The women lament during a funeral song.

The women lament during a funeral song giving honor to the dead and those who grieve.

 

The mission of the Acoli Cultural Revival Organization (ACRO) is to repair the current condition of the Culture through community mobilization of elders, community leaders and young people to revive traditions, rituals, and the values passed on by traditional dance, music and storytelling.

 

This work has been going on for the past three years with a very concentrated effort over the past 14 months culminating in a two day Cultural Revival Gala/Exhibition in Padibe, Lamwo District.

The only other organized cultural revival in Northern Uganda has taken place in Gulu, a three hour drive away and a town most people in Lamwo District will never visit because of the distance and lack of transportation other than walking. What is happening in Padibe is very unique and special and we hope it will spread to other areas as well. With 32 GB of photos and video, only a small portion will be included here.

Each day began with the entrance of the Paramount Chief of the Acoli people as he is escorted by men in traditional costume of animal skins and a headband made of ostrich feathers. Although plentiful at one time, ostriches no longer exist in this area of Uganda due to the war during which all animals were killed. The feathers you see were shipped to them from the US.

The War Dance performed by the group from Paloga is a favorite of the crowd. This group has been well know throughout the district for its talented performance of the war dance. This is the first time they actually had the traditional costume to wear during the dance.

The Dingi Dingi dance by the group from Pangiera was phenomenal!

One of the local chiefs that attended the festival demonstrates for the crowd the proper way to hold an elephant spear and shield.

The Larakaraka is a traditional courtship dance. A man will take a calabash gourd and place it on the head of the lady and she does a special dance just for him. If it all works out they will run off together and shortly thereafter the dowry negotiations will begin for the traditional marriage.
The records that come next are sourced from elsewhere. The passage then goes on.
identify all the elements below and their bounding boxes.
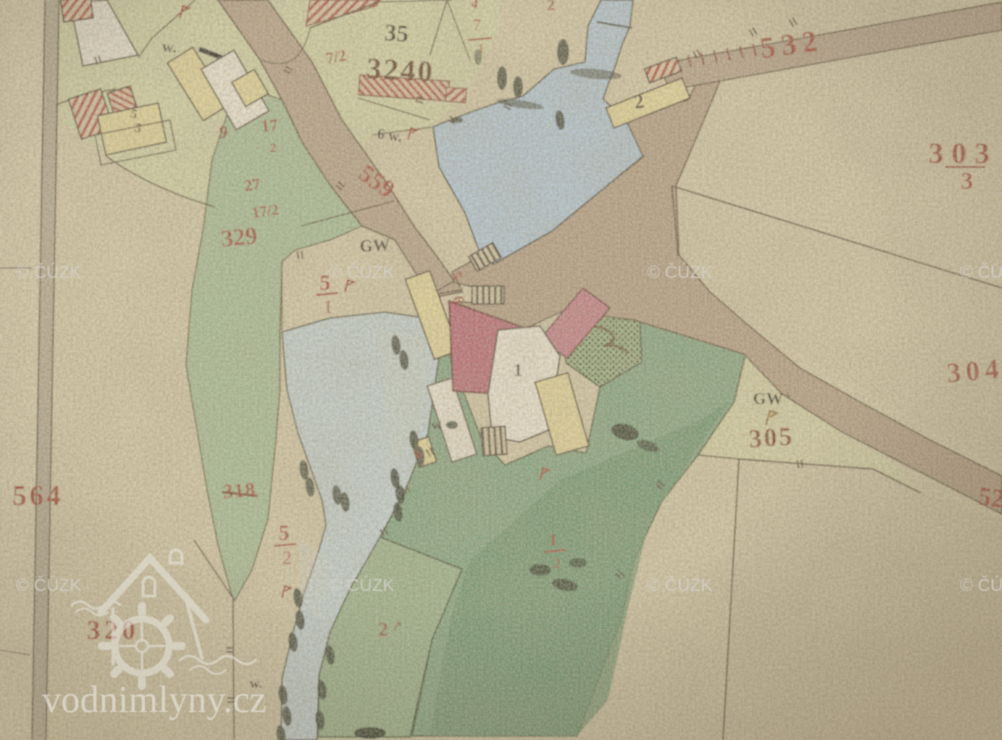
- svg-text:© ČÚZK: © ČÚZK: [16, 261, 82, 282]
- svg-text:© ČÚZK: © ČÚZK: [647, 574, 713, 595]
- svg-text:© ČÚZK: © ČÚZK: [329, 574, 395, 595]
- svg-text:© ČÚZK: © ČÚZK: [647, 261, 713, 282]
- svg-text:© ČÚZK: © ČÚZK: [960, 261, 1002, 282]
- svg-text:© ČÚZK: © ČÚZK: [16, 574, 82, 595]
- svg-text:© ČÚZK: © ČÚZK: [329, 261, 395, 282]
- svg-text:vodnimlyny.cz: vodnimlyny.cz: [42, 679, 266, 721]
- svg-text:© ČÚZK: © ČÚZK: [960, 574, 1002, 595]
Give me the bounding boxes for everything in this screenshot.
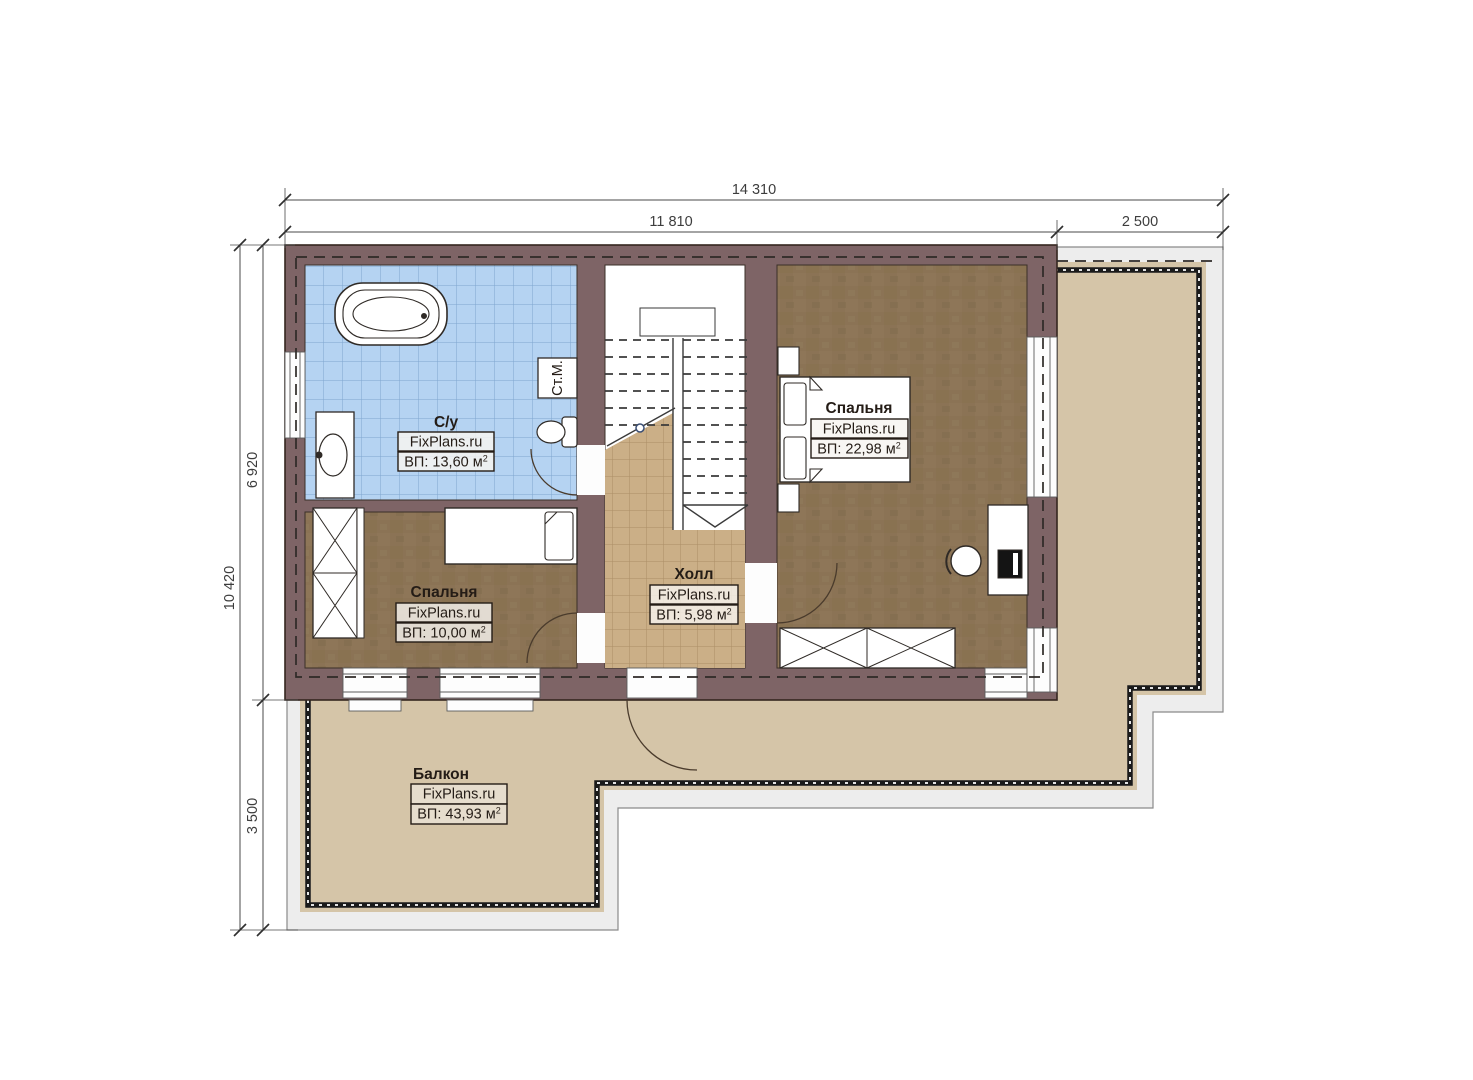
brand-bedroom-left: FixPlans.ru: [408, 606, 481, 622]
window-bottom-2: [440, 668, 540, 711]
area-value: ВП: 22,98 м: [817, 442, 895, 458]
door-opening-balcony: [627, 668, 697, 698]
area-value: ВП: 10,00 м: [402, 626, 480, 642]
area-balcony: ВП: 43,93 м2: [417, 806, 500, 823]
window-left-bathroom: [285, 352, 305, 438]
stair-route-node: [636, 424, 644, 432]
bathtub-drain: [422, 314, 427, 319]
sink: [316, 412, 354, 498]
dim-building-height: 6 920: [245, 452, 261, 488]
area-sup: 2: [483, 454, 488, 464]
bathtub: [335, 283, 447, 345]
area-sup: 2: [481, 625, 486, 635]
door-opening-bedroom-right: [745, 563, 777, 623]
room-name-bathroom: С/у: [434, 414, 459, 431]
area-hall: ВП: 5,98 м2: [656, 607, 731, 624]
monitor: [998, 550, 1022, 578]
door-opening-bedroom-left: [577, 613, 605, 663]
area-sup: 2: [896, 441, 901, 451]
door-opening-bathroom: [577, 445, 605, 495]
area-bathroom: ВП: 13,60 м2: [404, 454, 487, 471]
room-name-hall: Холл: [675, 566, 714, 583]
area-sup: 2: [727, 607, 732, 617]
wardrobe-bottom: [780, 628, 955, 668]
area-value: ВП: 13,60 м: [404, 455, 482, 471]
window-bottom-3: [985, 668, 1027, 698]
nightstand-bottom: [778, 484, 799, 512]
sink-tap: [316, 452, 322, 458]
area-bedroom-left: ВП: 10,00 м2: [402, 625, 485, 642]
window-bottom-1: [343, 668, 407, 711]
area-value: ВП: 43,93 м: [417, 807, 495, 823]
dim-overall-height: 10 420: [222, 566, 238, 610]
pillow-1: [784, 383, 806, 425]
washing-machine: Ст.М.: [538, 358, 577, 398]
desk: [988, 505, 1028, 595]
monitor-slit: [1013, 553, 1018, 575]
room-name-bedroom-left: Спальня: [411, 584, 478, 601]
brand-bedroom-right: FixPlans.ru: [823, 422, 896, 438]
area-value: ВП: 5,98 м: [656, 608, 726, 624]
dim-balcony-width: 2 500: [1122, 214, 1158, 230]
brand-hall: FixPlans.ru: [658, 588, 731, 604]
brand-balcony: FixPlans.ru: [423, 787, 496, 803]
nightstand-top: [778, 347, 799, 375]
dim-overall-width: 14 310: [732, 182, 776, 198]
room-name-balcony: Балкон: [413, 766, 469, 783]
window-right-lower: [1027, 628, 1057, 692]
floor-plan-svg: Ст.М.: [0, 0, 1473, 1080]
dim-building-width: 11 810: [649, 214, 692, 230]
dimension-top: 14 310 11 810 2 500: [279, 182, 1229, 250]
area-sup: 2: [496, 806, 501, 816]
wardrobe-left: [313, 508, 364, 638]
bed-single: [445, 508, 577, 564]
room-name-bedroom-right: Спальня: [826, 400, 893, 417]
window-right-upper: [1027, 337, 1057, 497]
area-bedroom-right: ВП: 22,98 м2: [817, 441, 900, 458]
pillow-2: [784, 437, 806, 479]
washing-machine-label: Ст.М.: [550, 360, 566, 396]
dim-balcony-height: 3 500: [245, 798, 261, 834]
brand-bathroom: FixPlans.ru: [410, 435, 483, 451]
After the first day, Shawn and I were sitting outside enjoying a sip from the source of the Nile, and could hear music, drumming, and singing from the groups that had been trucked in for the event and housed in the area. They were celebrating the day’s success and getting ready for day two. We decided to take a walk in the dark and join in the revelry with them.

It was a fabulous day. What will tomorrow bring?!

1 comment to Acoli Cultural Revival Organization Post 19

  • Suzanne Osetek

    Great to watch. Thanks for posting this. I look forward to more. You must be proud, Rob. The nighttime post was barely visible, although I saw Shawn twice.